Nomadica 2015/ Calle de la Pietà
Tra la Pietà di Tiziano e l’ipotesi di una vertigine
«Oggi penso che fare un film che sia soltanto una rappresentazione del passato non abbia molto senso. E’ qualcosa di falso, di polveroso, il passato è passato e come tale ha cessato di esistere. Più che un racconto potrà essere una riflessione sull’esistenza e sulla funzione dell’arte, che non è altro in fondo che il desiderio di dominare il mondo, ma soprattutto di nominare il tempo». La voce ritornante di Mario Brenta non è un commento, potrebbe essere un leggerissimo contrappeso, o uno scivolamento, meglio ancora, qualcosa d’altro, un galleggiamento, una sospensione, una superficie. Un suono. È un incontro mancato con l’immagine, quella voce, una resa, sono parole che “dicono”, parole parlanti, solo il riflesso parziale di un racconto. Perché l’immagine è dentro e fuori il tempo, insieme, è una scissione, una catastrofe (mai) avvenuta, un luogo insicuro, qualcosa che scompare nella dialettica tra un’ecologia dello sguardo e la sua impossibilità, in uno schianto silenzioso, definitivo, immaginario.
Calle de la Pietà di Brenta e Karine de Villers (incontro cui seguiranno altri: Agnus Dei, del 2012, Corpo a Corpo del 2014, Black Light del 2015) allora, non può che essere, profondamente, che questo senso, una progressione necessariamente sbilenca, fluttuante, nella ricerca di un qualcosa che sia un oltre, nella ricerca di un “miracolo”, di un segreto, di una vita, l’ipotesi di una vertigine. È un canovaccio-flusso di immagini, di una loro scrittura, o forse riscrittura, una sovrapposizione dolente, fallimentare, all’assenza.

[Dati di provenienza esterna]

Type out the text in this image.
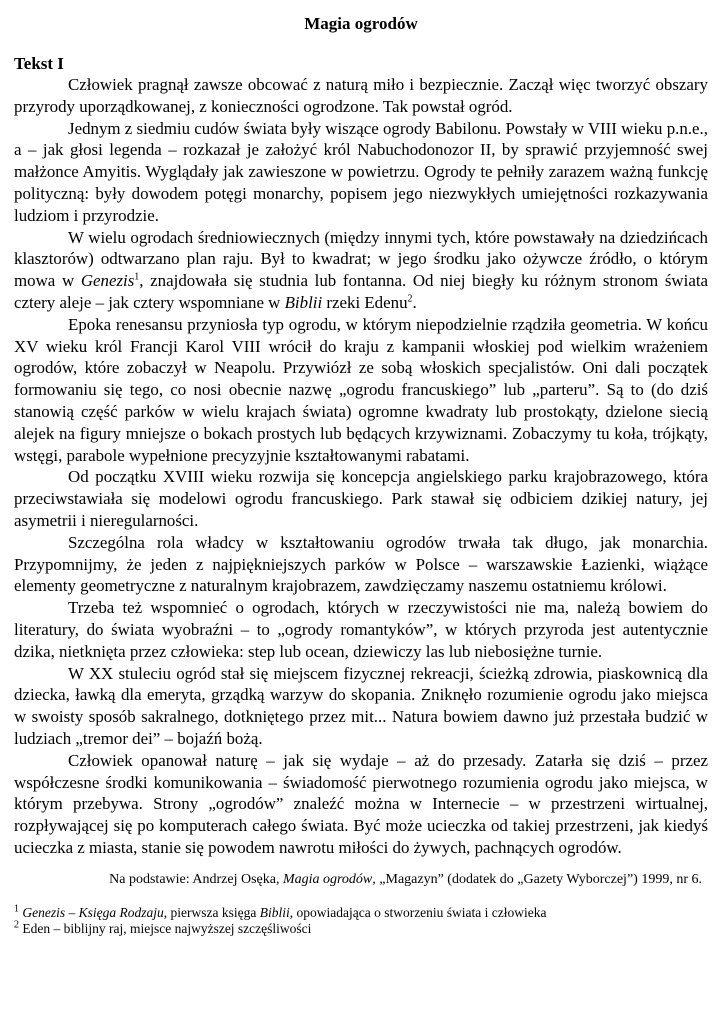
Magia ogrodów
Tekst I

Człowiek pragnął zawsze obcować z naturą miło i bezpiecznie. Zaczął więc tworzyć obszary przyrody uporządkowanej, z konieczności ogrodzone. Tak powstał ogród.

Jednym z siedmiu cudów świata były wiszące ogrody Babilonu. Powstały w VIII wieku p.n.e., a – jak głosi legenda – rozkazał je założyć król Nabuchodonozor II, by sprawić przyjemność swej małżonce Amyitis. Wyglądały jak zawieszone w powietrzu. Ogrody te pełniły zarazem ważną funkcję polityczną: były dowodem potęgi monarchy, popisem jego niezwykłych umiejętności rozkazywania ludziom i przyrodzie.

W wielu ogrodach średniowiecznych (między innymi tych, które powstawały na dziedzińcach klasztorów) odtwarzano plan raju. Był to kwadrat; w jego środku jako ożywcze źródło, o którym mowa w Genezis$^1$, znajdowała się studnia lub fontanna. Od niej biegły ku różnym stronom świata cztery aleje – jak cztery wspomniane w Biblii rzeki Edenu$^2$.

Epoka renesansu przyniosła typ ogrodu, w którym niepodzielnie rządziła geometria. W końcu XV wieku król Francji Karol VIII wrócił do kraju z kampanii włoskiej pod wielkim wrażeniem ogrodów, które zobaczył w Neapolu. Przywiózł ze sobą włoskich specjalistów. Oni dali początek formowaniu się tego, co nosi obecnie nazwę „ogrodu francuskiego” lub „parteru”. Są to (do dziś stanowią część parków w wielu krajach świata) ogromne kwadraty lub prostokąty, dzielone siecią alejek na figury mniejsze o bokach prostych lub będących krzywiznami. Zobaczymy tu koła, trójkąty, wstęgi, parabole wypełnione precyzyjnie kształtowanymi rabatami.

Od początku XVIII wieku rozwija się koncepcja angielskiego parku krajobrazowego, która przeciwstawiała się modelowi ogrodu francuskiego. Park stawał się odbiciem dzikiej natury, jej asymetrii i nieregularności.

Szczególna rola władcy w kształtowaniu ogrodów trwała tak długo, jak monarchia. Przypomnijmy, że jeden z najpiękniejszych parków w Polsce – warszawskie Łazienki, wiążące elementy geometryczne z naturalnym krajobrazem, zawdzięczamy naszemu ostatniemu królowi.

Trzeba też wspomnieć o ogrodach, których w rzeczywistości nie ma, należą bowiem do literatury, do świata wyobraźni – to „ogrody romantyków”, w których przyroda jest autentycznie dzika, nietknięta przez człowieka: step lub ocean, dziewiczy las lub niebosiężne turnie.

W XX stuleciu ogród stał się miejscem fizycznej rekreacji, ścieżką zdrowia, piaskownicą dla dziecka, ławką dla emeryta, grządką warzyw do skopania. Zniknęło rozumienie ogrodu jako miejsca w swoisty sposób sakralnego, dotkniętego przez mit... Natura bowiem dawno już przestała budzić w ludziach „tremor dei” – bojaźń bożą.

Człowiek opanował naturę – jak się wydaje – aż do przesady. Zatarła się dziś – przez współczesne środki komunikowania – świadomość pierwotnego rozumienia ogrodu jako miejsca, w którym przebywa. Strony „ogrodów” znaleźć można w Internecie – w przestrzeni wirtualnej, rozpływającej się po komputerach całego świata. Być może ucieczka od takiej przestrzeni, jak kiedyś ucieczka z miasta, stanie się powodem nawrotu miłości do żywych, pachnących ogrodów.

Na podstawie: Andrzej Osęka, Magia ogrodów, „Magazyn” (dodatek do „Gazety Wyborczej”) 1999, nr 6.

$^1$ Genezis – Księga Rodzaju, pierwsza księga Biblii, opowiadająca o stworzeniu świata i człowieka

$^2$ Eden – biblijny raj, miejsce najwyższej szczęśliwości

Venezia, oggi, dentro ci sono le ultime ore di Tiziano nell’agosto 1576 da un mattino a quello successivo, non è un cortocircuito ma un’effrazione lievissima, reale, fantastica. Una bottega, mani al lavoro, le dita al posto dei pennelli, gli occhi votati a cecità, l’ultimo quadro, la Pietà, che rimarrà incompiuto, ex voto contro la peste che stava inghiottendo la città. Una donna, perché «in questa storia di morte – è la voce di Brenta, ancora – c’era però bisogno di qualcosa di vivo. Tiziano sta per morire ma accanto a lui c’è ancora la vita. E questa vita è rappresentata da una donna, un bel corpo di donna, quanto di più attraente si possa desiderare. In fondo la pittura è un’arte concreta, carnale. E questa donna fa parte della concretezza e della carnalità del mondo. È nel tempo, fa avanzare il tempo ma non lo può fermare. Perché è… il tempo».

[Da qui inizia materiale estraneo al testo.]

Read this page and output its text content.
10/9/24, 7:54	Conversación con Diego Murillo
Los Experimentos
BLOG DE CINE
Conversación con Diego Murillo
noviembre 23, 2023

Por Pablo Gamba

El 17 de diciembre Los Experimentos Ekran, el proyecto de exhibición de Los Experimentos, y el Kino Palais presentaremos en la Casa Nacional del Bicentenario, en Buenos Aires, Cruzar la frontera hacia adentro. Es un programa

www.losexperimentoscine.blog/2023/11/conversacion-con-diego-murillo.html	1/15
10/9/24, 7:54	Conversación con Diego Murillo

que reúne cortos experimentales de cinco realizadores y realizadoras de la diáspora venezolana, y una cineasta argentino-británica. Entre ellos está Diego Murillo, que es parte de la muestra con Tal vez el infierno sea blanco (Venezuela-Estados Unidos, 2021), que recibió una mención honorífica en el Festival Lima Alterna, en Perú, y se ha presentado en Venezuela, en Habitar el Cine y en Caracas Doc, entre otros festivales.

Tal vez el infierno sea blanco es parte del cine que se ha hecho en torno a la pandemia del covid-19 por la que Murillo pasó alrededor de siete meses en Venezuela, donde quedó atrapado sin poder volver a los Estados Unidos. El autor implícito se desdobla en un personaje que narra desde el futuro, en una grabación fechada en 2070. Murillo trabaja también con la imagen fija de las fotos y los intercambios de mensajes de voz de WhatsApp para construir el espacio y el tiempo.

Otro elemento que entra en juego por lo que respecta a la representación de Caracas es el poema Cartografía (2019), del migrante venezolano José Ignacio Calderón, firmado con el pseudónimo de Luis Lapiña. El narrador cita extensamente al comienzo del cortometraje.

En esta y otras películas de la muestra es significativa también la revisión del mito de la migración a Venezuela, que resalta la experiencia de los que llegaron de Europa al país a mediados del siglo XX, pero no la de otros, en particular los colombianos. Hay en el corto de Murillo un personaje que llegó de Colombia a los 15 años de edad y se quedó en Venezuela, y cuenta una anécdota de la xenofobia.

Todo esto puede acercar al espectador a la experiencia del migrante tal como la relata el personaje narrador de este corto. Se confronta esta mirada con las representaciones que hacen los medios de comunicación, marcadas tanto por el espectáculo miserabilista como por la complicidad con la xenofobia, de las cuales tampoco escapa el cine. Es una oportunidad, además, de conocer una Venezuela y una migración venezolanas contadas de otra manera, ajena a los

La vita è una donna, ma è anche un fantasma, è nelle tracce, segni, di un luogo fantasma, dove l’essere umano quasi non si vede, non esiste, è un dettaglio, parziale, fugace figura, tra cani, gabbiani, pesci... Calle de la Pietà è un sentimento, dunque, un sentire smarrito in una memoria sfiancata, provata, dimenticata, immobile nella pietra o scritta su una parete sull’isola di Lazzaretto Nuovo, ricovero di appestati, immagine fantasmatica, ancora, un’ immagine evanescente, una soglia. È qualcosa che chiede allo sguardo dello spettatore, il film di Brenta e de Villers. Non chiede partecipazione, vicinanza, ma uno spazio, un momento, una stasi, opera che vive della sue stesse impossibilità, delle tracce che insegue e che registra, disperde. Un viaggio, un approdo, una fuga, un film reale e irreale, un bagliore ipnagogico che si sostanzia e poi si ritrae, che si fa cinema e sua negazione. Che cerca disperatamente la vita, infine, sempre. È La geografia straniante e materica, acquatica, del desiderio, di un mistero.